Lloyd Hamrol‘s work has followed the trajectory of art from the 1960s to the present, starting with minimalism and including performance art, conceptual art, and postminimalism....
Lloyd Hamrol‘s work has followed the trajectory of art from the 1960s to the present, starting with minimalism and including performance art, conceptual art, and postminimalism. Born in San Francisco in 1937, Hamrol moved to Los Angeles in 1940 and studied at the University of California, Los Angeles. In 1965, he won LACMA’s New Talent Purchase Award and was featured that same year in the LACMA exhibition Five Younger Los Angeles Artists with fellow New Talent Award winners Tony Berlant, Mel Edwards, Llyn Foulkes, and Philip Rich. During the late 1960s and early 1970s, Hamrol was involved with happenings and other ephemeral and participatory art events, collaborating with—among others—Claes Oldenburg and Judy Chicago (to whom he was married from 1969-1979). He then began to focus on public art.

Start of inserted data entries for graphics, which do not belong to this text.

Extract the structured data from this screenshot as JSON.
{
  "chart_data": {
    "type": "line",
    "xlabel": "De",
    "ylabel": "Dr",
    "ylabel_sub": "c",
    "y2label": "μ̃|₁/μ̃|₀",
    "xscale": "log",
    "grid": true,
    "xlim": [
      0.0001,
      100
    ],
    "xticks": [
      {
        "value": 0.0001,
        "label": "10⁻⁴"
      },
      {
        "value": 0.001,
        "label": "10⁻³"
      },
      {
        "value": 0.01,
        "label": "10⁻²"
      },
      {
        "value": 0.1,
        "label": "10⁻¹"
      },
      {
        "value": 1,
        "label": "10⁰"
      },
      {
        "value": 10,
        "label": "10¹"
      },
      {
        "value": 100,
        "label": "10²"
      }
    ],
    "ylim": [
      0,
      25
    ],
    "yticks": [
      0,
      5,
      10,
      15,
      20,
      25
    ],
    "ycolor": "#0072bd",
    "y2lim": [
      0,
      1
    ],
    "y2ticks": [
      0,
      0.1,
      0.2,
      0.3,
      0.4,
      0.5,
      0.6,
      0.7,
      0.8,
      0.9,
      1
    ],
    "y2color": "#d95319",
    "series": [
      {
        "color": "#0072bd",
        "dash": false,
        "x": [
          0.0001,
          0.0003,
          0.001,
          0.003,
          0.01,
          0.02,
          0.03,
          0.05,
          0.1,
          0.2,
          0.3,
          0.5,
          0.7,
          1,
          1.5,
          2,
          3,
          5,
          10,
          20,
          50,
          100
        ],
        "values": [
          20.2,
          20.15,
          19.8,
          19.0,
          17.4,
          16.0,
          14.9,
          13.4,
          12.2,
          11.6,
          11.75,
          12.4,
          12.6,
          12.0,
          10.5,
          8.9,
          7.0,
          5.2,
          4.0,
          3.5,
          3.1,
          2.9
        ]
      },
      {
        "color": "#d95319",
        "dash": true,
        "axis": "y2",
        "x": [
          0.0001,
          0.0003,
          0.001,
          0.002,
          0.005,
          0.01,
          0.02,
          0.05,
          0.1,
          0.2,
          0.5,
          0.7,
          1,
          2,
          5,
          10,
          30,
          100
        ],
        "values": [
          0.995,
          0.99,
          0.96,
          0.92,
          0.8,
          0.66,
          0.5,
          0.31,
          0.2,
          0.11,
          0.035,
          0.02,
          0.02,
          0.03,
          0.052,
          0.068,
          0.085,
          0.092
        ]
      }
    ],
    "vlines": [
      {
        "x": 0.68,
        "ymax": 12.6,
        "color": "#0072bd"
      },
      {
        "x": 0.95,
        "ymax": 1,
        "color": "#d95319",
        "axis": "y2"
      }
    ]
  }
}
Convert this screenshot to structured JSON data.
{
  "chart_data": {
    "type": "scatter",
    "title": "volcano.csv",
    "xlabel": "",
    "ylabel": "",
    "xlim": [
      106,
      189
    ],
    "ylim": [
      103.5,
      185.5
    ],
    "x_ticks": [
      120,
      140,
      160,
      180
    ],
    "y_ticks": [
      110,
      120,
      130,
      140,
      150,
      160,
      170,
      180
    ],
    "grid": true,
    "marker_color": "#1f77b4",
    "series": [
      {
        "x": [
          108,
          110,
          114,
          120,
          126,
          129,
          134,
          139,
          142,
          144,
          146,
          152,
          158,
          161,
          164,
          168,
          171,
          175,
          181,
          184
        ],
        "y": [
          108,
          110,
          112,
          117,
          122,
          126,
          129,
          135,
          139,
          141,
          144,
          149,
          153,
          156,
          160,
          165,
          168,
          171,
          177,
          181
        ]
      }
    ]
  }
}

Around 2007, Hamrol returned to making studio-based objects, using heavy-duty industrial felt as his medium. According to art historian and critic Peter Frank, these sculptures “include quasi-architectural references; stacking, pairings, and other compilations of nearly (but, significantly, not exactly) identical units; and the slight skewing of geometric forms, giving them a sometimes voluptuous curvaceousness.” According to the artist, the title of D.D. stands for dark dervish, giving this work a distinctly figural reference. When asked in 2018 if the title had political connotations, Hamrol replied, “It is hard to avoid making a political statement these days....We are all infected by the political environment.” He considers the form of D.D. to be a hybrid of figure and architecture, with ritualistic overtones.